DR. STERN: That's really a good point. And I think part of the reason for that, and you can correct me if you disagree, of course, is a healthy young person who gets very sick, they have to be incredibly sick to get delirious. You know, their brain is organized enough that despite a massive insult they're still thinking clearly. And so I think it's a marker of an early, either an early dementia or some cognitive disarray that predisposes those people to delirium.
DR. CIFU: Right, I think that's true. I think that's true. Though, I had an episode of delirium.
DR. STERN: You did? From what?
DR. CIFU: When I was, I think 11 at summer camp, I got a really high fever, got really sick. I remember they called the doctor into the infirmary to see me. I remember them asking me where I was from. And I thought I was being funny and said, Indiana. They gave me aspirin--
DR. STERN: [chuckles]
DR. CIFU: --and I put the aspirin on my forehead because I think I thought it was ice. And I like vaguely remember all this and then I kind of was out. And then I woke up at some doctor's office.
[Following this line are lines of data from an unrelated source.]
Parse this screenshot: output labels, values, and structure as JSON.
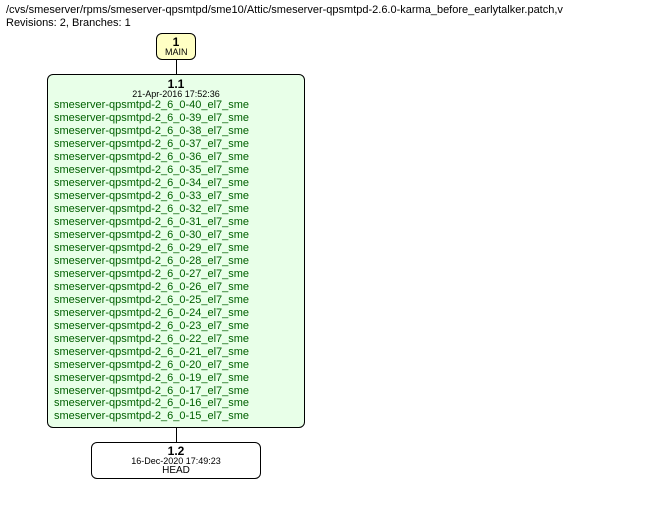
{
  "header": {
    "path": "/cvs/smeserver/rpms/smeserver-qpsmtpd/sme10/Attic/smeserver-qpsmtpd-2.6.0-karma_before_earlytalker.patch,v",
    "meta": "Revisions: 2, Branches: 1"
  },
  "nodes": {
    "main": {
      "version": "1",
      "label": "MAIN"
    },
    "tags": {
      "version": "1.1",
      "date": "21-Apr-2016 17:52:36",
      "items": [
        "smeserver-qpsmtpd-2_6_0-40_el7_sme",
        "smeserver-qpsmtpd-2_6_0-39_el7_sme",
        "smeserver-qpsmtpd-2_6_0-38_el7_sme",
        "smeserver-qpsmtpd-2_6_0-37_el7_sme",
        "smeserver-qpsmtpd-2_6_0-36_el7_sme",
        "smeserver-qpsmtpd-2_6_0-35_el7_sme",
        "smeserver-qpsmtpd-2_6_0-34_el7_sme",
        "smeserver-qpsmtpd-2_6_0-33_el7_sme",
        "smeserver-qpsmtpd-2_6_0-32_el7_sme",
        "smeserver-qpsmtpd-2_6_0-31_el7_sme",
        "smeserver-qpsmtpd-2_6_0-30_el7_sme",
        "smeserver-qpsmtpd-2_6_0-29_el7_sme",
        "smeserver-qpsmtpd-2_6_0-28_el7_sme",
        "smeserver-qpsmtpd-2_6_0-27_el7_sme",
        "smeserver-qpsmtpd-2_6_0-26_el7_sme",
        "smeserver-qpsmtpd-2_6_0-25_el7_sme",
        "smeserver-qpsmtpd-2_6_0-24_el7_sme",
        "smeserver-qpsmtpd-2_6_0-23_el7_sme",
        "smeserver-qpsmtpd-2_6_0-22_el7_sme",
        "smeserver-qpsmtpd-2_6_0-21_el7_sme",
        "smeserver-qpsmtpd-2_6_0-20_el7_sme",
        "smeserver-qpsmtpd-2_6_0-19_el7_sme",
        "smeserver-qpsmtpd-2_6_0-17_el7_sme",
        "smeserver-qpsmtpd-2_6_0-16_el7_sme",
        "smeserver-qpsmtpd-2_6_0-15_el7_sme"
      ]
    },
    "head": {
      "version": "1.2",
      "date": "16-Dec-2020 17:49:23",
      "label": "HEAD"
    }
  }
}
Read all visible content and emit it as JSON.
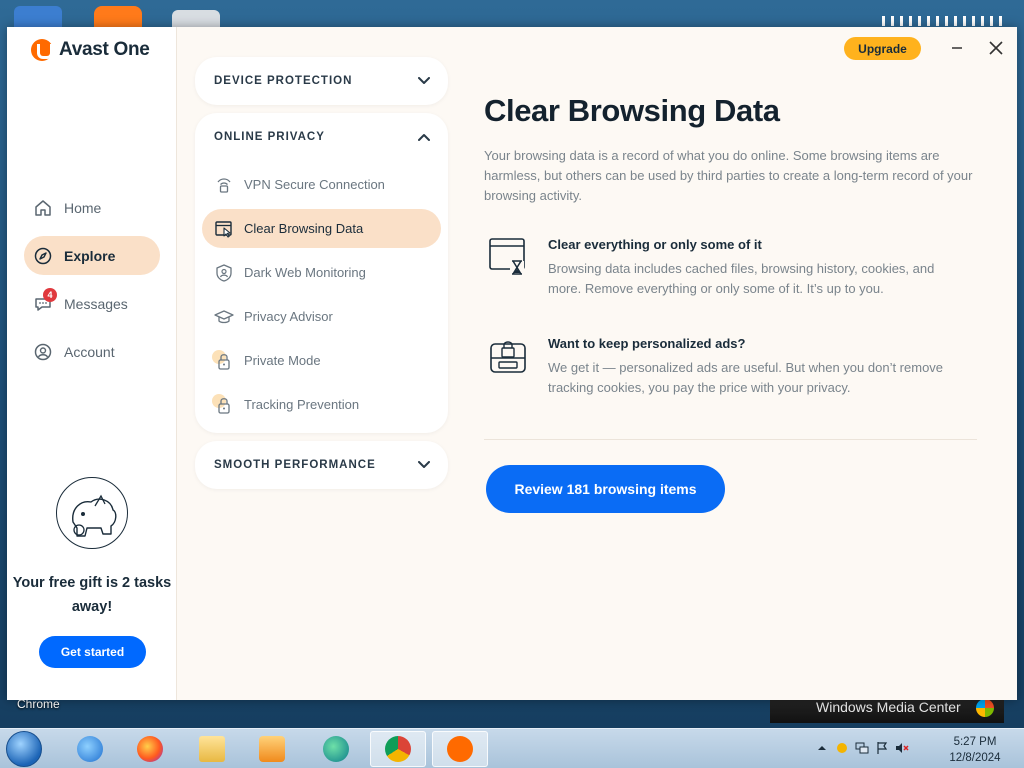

DR. STERN: Do you know how high your fever was? I bet it was pretty high. I mean, there's no doubt with enough of an insult--
DR. CIFU: Right.
DR. STERN: --people get delirious.
DR. STERN: But the elderly, it's often like you say, UTI we wouldn't expect either of us with an uncomplicated UTI to be delirious.
DR. CIFU: Right. I obviously recovered perfectly from that.
DR. STERN: Well, we could debate that later. Okay, your fifth point.
DR. CIFU: Actually, we're up to the fourth point.
DR. STERN: Sorry.
DR. CIFU: So fourth point is evaluation. And this kind of comes from what we just talked, so anything, anything, anything can cause delirium. And so you just have to figure out what caused it. So generally you're going to do a good history, you're going to do a good physical exam, basic lab tests, you know, comprehensive metabolic panel, CBC, chest X-ray, UA, even EKG, if you haven't found anything because interestingly in the oldest patients, patients over 80, 10% of MIs actually present as delirium which is sort of amazing.
DR. STERN: 10%?
DR. CIFU: 10%. - That's really scary actually.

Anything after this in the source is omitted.